Only 9/15 builds have true pause/resume behavior that preserves the same sandbox. Box, Daytona and Islo have native sandbox lifecycle commands the agents could use. Agents building on E2B and exe.dev used fallbacks: E2B either killed and recreated the sandbox, hit a 404 while reconnecting to a paused sandbox, or documented a fresh-sandbox-with-same-branch path. exe.dev either controlled an in-VM endpoint, marked the agent stopped while keeping the VM alive, or only got Stop/Resume DB transitions after restart was denied.
A real fork should copy the entire OS image and filesystem state including uncommitted work.
Nearly half the runs (7/15) failed to build a real fork implementation and instead built a fallback that built a fresh sandbox from scratch and re-cloned the parent's branch.
Box had the cleanest implementation because it had a clear, simple native fork feature.
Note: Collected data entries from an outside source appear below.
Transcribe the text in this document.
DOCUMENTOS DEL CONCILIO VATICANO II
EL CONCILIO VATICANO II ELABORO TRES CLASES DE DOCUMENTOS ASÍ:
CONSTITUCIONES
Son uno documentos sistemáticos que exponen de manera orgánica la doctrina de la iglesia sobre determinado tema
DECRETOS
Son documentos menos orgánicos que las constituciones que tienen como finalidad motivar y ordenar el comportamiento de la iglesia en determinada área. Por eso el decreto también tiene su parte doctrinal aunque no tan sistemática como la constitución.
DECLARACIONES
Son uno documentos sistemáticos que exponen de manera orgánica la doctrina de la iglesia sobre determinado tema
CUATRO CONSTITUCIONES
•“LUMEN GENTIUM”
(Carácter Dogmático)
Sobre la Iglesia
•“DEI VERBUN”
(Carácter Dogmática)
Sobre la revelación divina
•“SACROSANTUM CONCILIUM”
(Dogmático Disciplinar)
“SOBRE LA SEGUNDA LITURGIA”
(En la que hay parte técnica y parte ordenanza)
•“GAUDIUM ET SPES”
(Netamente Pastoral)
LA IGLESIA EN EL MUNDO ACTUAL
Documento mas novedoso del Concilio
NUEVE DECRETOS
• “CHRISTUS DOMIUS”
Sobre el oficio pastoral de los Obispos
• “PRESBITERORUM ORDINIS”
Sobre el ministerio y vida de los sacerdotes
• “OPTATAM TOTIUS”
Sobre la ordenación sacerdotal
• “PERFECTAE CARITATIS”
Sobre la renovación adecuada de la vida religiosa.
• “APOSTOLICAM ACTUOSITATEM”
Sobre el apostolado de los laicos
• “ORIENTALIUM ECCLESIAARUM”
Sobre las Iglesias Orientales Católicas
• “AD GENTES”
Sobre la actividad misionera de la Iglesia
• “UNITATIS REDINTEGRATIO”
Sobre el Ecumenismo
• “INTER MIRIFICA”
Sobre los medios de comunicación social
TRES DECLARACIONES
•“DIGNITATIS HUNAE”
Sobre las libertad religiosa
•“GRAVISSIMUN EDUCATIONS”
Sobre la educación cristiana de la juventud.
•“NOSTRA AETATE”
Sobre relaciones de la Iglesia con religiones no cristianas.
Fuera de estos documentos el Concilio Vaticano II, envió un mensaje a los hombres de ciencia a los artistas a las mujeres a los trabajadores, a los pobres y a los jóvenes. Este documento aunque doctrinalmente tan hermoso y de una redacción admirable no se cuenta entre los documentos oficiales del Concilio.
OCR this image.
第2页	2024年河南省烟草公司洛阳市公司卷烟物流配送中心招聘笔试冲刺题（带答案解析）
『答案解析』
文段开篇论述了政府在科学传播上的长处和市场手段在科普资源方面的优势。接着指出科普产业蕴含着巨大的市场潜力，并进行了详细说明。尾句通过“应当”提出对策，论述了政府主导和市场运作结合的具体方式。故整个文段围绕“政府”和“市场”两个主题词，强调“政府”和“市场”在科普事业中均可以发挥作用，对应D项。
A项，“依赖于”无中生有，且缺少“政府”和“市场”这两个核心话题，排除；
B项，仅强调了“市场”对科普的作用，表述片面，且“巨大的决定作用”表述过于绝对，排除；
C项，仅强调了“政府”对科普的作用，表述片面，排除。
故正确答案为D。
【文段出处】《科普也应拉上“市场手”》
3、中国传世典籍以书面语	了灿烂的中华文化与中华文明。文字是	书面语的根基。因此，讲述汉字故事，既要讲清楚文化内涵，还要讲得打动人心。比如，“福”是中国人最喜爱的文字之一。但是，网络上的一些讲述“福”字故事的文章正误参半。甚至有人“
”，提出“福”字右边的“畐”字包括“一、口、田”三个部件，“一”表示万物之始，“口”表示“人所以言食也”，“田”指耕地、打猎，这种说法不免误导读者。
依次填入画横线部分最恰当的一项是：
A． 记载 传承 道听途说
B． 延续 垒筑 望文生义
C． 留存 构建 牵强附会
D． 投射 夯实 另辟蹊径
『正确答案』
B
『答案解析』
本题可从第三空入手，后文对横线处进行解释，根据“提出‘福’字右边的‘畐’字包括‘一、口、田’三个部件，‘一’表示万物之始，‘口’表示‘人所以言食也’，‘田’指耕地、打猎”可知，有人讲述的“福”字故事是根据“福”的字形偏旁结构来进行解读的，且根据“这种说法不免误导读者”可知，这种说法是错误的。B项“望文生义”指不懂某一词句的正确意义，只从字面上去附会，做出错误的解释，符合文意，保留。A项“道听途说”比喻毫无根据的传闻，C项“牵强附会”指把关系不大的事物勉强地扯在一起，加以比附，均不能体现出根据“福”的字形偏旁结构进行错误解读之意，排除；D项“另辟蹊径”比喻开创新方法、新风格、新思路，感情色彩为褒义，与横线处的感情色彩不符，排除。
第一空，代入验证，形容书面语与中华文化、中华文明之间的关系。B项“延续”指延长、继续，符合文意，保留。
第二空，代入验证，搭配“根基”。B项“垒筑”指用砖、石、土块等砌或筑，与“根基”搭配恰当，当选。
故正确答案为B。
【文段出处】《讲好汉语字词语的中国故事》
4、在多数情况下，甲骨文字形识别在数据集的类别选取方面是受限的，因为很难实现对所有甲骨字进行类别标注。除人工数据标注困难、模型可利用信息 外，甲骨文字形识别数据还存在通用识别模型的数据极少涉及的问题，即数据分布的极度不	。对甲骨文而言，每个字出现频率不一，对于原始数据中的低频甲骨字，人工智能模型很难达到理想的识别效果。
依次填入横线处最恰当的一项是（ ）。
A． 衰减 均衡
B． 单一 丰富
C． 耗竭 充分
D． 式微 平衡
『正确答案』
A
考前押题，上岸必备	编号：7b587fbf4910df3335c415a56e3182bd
Every build created a forked sandbox with branch, history and parent lineage.
E2B lacked a native sandbox-snapshot fork in these builds, so all three rebuilt the child from a new sandbox, the parent's branch and copied app history.
Daytona exposed _experimental_fork, but one build still kept a fresh-sandbox fallback as a backup.
exe.dev had cp as the VM fork primitive, but one build could not use it because cp returned Error 403.
Islo implemented it correctly once but its other two runs created a new sandbox or re-cloned while copying transcript and branch context.
Conclusions
Every provider here gave the builder agent enough surface area to create and stop a sandbox. The split showed up later: not every provider made fork, pause and resume available as real native primitives. That matters because fallback lifecycle code usually means re-creating, re-cloning, or keeping machines warm when they should be paused, which costs time and money at scale.
Box was the best overall balance in this benchmark. It completed the full lifecycle in every build, worked through both raw HTTP and the SDK, and had the lowest normalized runtime price in the comparison at $0.036/hr.
The practical conclusion is simple: choose the sandbox that preserves state cleanly, not just the one with the fastest quickstart. For a Devin-like product, that is where box worked best.